Cous Cous PDF 
Giuseppe Sedia   

I sogni della città non sposavano più i suoi. Per la prima volta si sentiva come estraneo a casa sua. Sulle banchine. E forzatamente alla sua vita”. Jean-Claude Izzo, Au bout du quai

La graine et le mulet. Semola e cefalo. Un accostamento culinario difficile ma non impossibile. Difficile come la convivenza temporanea delle due famiglie di Slimane chiamate a condividere nello stesso spazio il sogno ostinato di un personaggio ispirato al vero padre del regista deceduto durante le riprese dell’originale La schivata (2003). Tuttavia l’ultimo lungometraggio di Abdellatif Kéchiche non ha nulla di propriamente autobiografico. I segni visivi della sua memoria personale sono nascosti tra le pieghe della descrizione appassionata del sessantenne Slimane disposto a mettersi in gioco per inseguire un progetto che coinvolge anche i suoi figli e la moglie che lo ha allontanato dal focolare per i suoi tradimenti.

Sullo sfondo di una “coralità clanica” che viaggia sulle frequenze del Ferzan Ozpetek di Le fate ignoranti (2000), il silenzioso capofamiglia Slimane mette il propio sogno nel bauletto del motorino insieme al pesce fresco comprato sulla banchina e lo distribuisce alla sua famiglia allargata. L’esordiente Habib Boufarès l’ultimo dei “rifugiati poetici” interpretati o diretti da Kéchiche è un supporto melvilliano che immagina a occhi aperti dalla finestra della sua minuscola stanza un riscatto affettivo e sociale sul molo dismesso del porto peschiero di Sète. Un rifugiato poetico come il clandestino Jallel nel lungometraggio La Faute à Voltaire (2000) costretto a sopravvivere in Francia vendendo fiori, frutta e il giornale di strada “Macadam” che annuncia un sconto al botteghino proprio per il film La Graine et le Mulet arrivato sette anni dopo il suo esordio registico.

Licenziato dal cantiere navale nel quale lavora da oltre venticinque anni per aver rifiutato una riduzione dell’orario lavorativo, Slimane Incoraggiato dalla giovane Rim (Hafsia Herzi) figlia della sua amante Karima (Farida Benkhetache), decide d’investire la sua liquidazione nella creazione di un ristorante a conduzione familiare su un piccolo peschereccio.

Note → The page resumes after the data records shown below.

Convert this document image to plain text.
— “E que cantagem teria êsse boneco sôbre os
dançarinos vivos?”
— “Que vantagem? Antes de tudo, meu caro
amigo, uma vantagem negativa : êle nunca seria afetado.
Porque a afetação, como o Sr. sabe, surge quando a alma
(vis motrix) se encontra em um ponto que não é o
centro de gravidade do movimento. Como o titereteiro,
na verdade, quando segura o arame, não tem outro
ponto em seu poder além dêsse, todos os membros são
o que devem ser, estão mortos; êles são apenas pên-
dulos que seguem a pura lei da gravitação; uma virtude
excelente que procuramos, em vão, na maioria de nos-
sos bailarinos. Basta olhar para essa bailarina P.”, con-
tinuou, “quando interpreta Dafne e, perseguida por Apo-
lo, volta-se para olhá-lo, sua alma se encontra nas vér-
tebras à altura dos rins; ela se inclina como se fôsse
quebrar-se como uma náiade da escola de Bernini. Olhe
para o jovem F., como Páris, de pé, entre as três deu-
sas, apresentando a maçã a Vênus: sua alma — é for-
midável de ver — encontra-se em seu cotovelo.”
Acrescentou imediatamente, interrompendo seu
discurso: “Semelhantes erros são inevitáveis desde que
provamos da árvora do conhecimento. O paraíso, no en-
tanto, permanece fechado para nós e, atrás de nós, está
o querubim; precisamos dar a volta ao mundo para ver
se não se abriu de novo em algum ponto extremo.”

L’attore-regista franco-tunisino ha allargato il campo del suo tema prediletto: il riscatto generazionale dei ragazzi che recitano Marivaux sugli spalti delle banlieues parigine La schivata si configura in Cous Cous come il riscatto di un’intera comunità.

La regia insegue il corpo agile e burroso di Hafsia Herzi e degli altri attori esordienti in un racconto corale girato con pochi piani fissi. La tavola, centro gravitazionale del racconto, punto di riferimento spaziale della sgusciante macchina da presa, è talvolta teatro di dialoghi troppo lunghi e didattici come nella sequenza nella locanda in cui i pensionati musicisti commentano il progetto di Slimane. Una scelta stilistica che penalizza il ritmo narrativo soprattutto negli interni-giorno, prima del frenetico finale notturno che affoga la coppia Boufarès-Herzi nel sudore di una doppia rincorsa in direzione del bivio vita-morte. La sequenza finale lega due corpi in parallelo in un montaggio incestuoso che suggerisce sottotraccia gli estremi di una passione febbrile, disperata e mai consumata.